Vaisseau La Couronne vers 1638 par Etienne Blandin

Vaisseau La Couronne (1638), par le peintre de la marine Etienne Blandin*

La Couronne est le premier vaisseau de conception, construction, armement et équipement intégralement français. C'est l'un des plus grands navires apparus jusqu'alors. Lancé en 1638, il mesurait 40 mètres de long à la quille, pour 15 mètres de large et 1000 tx. Il embarquait 600 hommes d'équipage et 72 canons répartis en deux ponts.
Dico: Au Moyen Age et jusqu'au XIXe siècle portaient le nom de vaisseaux (du latin vascellum) toutes les constructions flottantes pouvant naviguer en haute mer, que ces bâtiments soient grands ou petits, de guerre ou de commerce. (source Mandragore2)

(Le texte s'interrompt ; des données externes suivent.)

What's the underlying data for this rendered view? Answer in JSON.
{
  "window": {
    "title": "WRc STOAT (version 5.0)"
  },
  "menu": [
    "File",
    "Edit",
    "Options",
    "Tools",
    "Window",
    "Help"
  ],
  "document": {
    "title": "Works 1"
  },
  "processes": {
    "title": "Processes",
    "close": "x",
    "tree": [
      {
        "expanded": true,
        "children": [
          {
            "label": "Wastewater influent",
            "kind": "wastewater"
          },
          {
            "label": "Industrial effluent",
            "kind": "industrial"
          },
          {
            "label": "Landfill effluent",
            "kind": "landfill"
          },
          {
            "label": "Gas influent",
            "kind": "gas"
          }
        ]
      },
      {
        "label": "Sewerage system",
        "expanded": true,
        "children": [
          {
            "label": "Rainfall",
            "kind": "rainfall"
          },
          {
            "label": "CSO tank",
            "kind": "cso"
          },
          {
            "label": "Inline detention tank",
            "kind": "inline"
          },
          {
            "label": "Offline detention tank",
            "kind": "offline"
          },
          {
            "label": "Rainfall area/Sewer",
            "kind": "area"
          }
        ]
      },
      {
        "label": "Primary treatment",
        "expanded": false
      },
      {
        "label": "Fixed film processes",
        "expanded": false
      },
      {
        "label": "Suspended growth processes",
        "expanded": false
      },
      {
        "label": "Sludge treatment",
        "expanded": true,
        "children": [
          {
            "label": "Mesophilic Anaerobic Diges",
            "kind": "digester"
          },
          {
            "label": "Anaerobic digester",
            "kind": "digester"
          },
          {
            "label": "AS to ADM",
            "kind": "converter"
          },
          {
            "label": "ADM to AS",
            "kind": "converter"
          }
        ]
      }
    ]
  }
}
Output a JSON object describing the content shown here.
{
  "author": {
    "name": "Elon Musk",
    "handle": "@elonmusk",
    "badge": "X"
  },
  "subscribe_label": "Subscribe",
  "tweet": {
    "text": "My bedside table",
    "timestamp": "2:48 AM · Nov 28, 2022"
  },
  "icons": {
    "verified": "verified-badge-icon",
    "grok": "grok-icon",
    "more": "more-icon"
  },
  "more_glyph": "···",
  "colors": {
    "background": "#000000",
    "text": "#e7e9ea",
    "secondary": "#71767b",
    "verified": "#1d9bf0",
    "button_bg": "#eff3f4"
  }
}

*Étienne Blandin est un artiste peintre français né à Saint Broladre (Ille-et-Vilaine) en 1903 et décédé dans le quartier de Saint-Servan à Saint-Malo en 1991. L'amiral Darlan, qui apprécie sa peinture le fait entrer comme peintre de la marine en 1934. En 1944, malade il quitte la Bretagne pour Gap et ne reviendra à Saint-Malo qu'en 1950. Il a participé à la création du Musée des cap-horniers. Le grand public le connait surtout au travers de ses portraits de corsaires aux mines patibulaires et comiques.

Emménagements de La Provence


La Provence (1906-1916), paquebot postal construit 
aux Chantiers & ateliers de Saint-Nazaire de Penhoët

«La Provence au Havre. Un des plus importants paquebots de la Compagnie générale transatlantique (CGT) 190,4m par 20m. Ses six ponts superposés atteignent la hauteur d'un quatrième étage, deux tramways pourraient passer de front dans ses cheminées dont le diamètre est de cinq mètres. Ce navire a 21 chaudières qui occupent 216 chauffeurs et dévorent 20 tonnes de charbon par heure. Il franchit en moins de six jours a distance qui sépare Le Havre de New York, faisant ainsi plus de 1000km par jour. La puissance de ses machines est de 30000 chevaux. Le personnel du bord comprend 443 personnes et le bateau  peut recevoir 1504 passagers, ce qui fait au total près de 2000 âmes, c'est-à-dire une population supérieure à celle de bon nombre de nos chefs-lieux de canton.» 
Plus sur La Provence, voir notre blog.

When put into service, La Provence was the largest and the fastest French steamer but, her dimensions having been dictated by the maximum capacities of reception of the harbour of Le Havre, her tonnage was then much lower than the large transatlantic liners of the foreign competitors. This handicap will be overcome only with the work undertaken for the putting into service of Normandie, in the Thirties. La Provence was also the first steamer of the company equipped with wireless telegraphy and it is on board that the first specimen of L'Atlantique was printed, the newspaper intended for the passengers which then will be printed and diffused on all the transatlantic liners until the stop of France in 1974. Brought into service in April 1906 on the line Le Havre-New York where she ensures the express service in company of the steamers La Lorraine and La Savoie, of more reduced size. During the return of her second voyage, she carries out a memorable race with the German steamer Deutschland, whom she overcomes finally with 4 hours. On board, the fortunate passengers had entered into bets. In 1914, is converted into auxiliary cruiser and renamed Provence II. In 1915, is transformed into transport of troops. February 26, 1916, whereas she transported 1.800 soldiers, Provence II is torpedoed off the Cape Matapan, in the Mediterranean, by the German submarine U 35. The ship sinks quickly, carrying down nearly 1.000 victims. (source French Lines).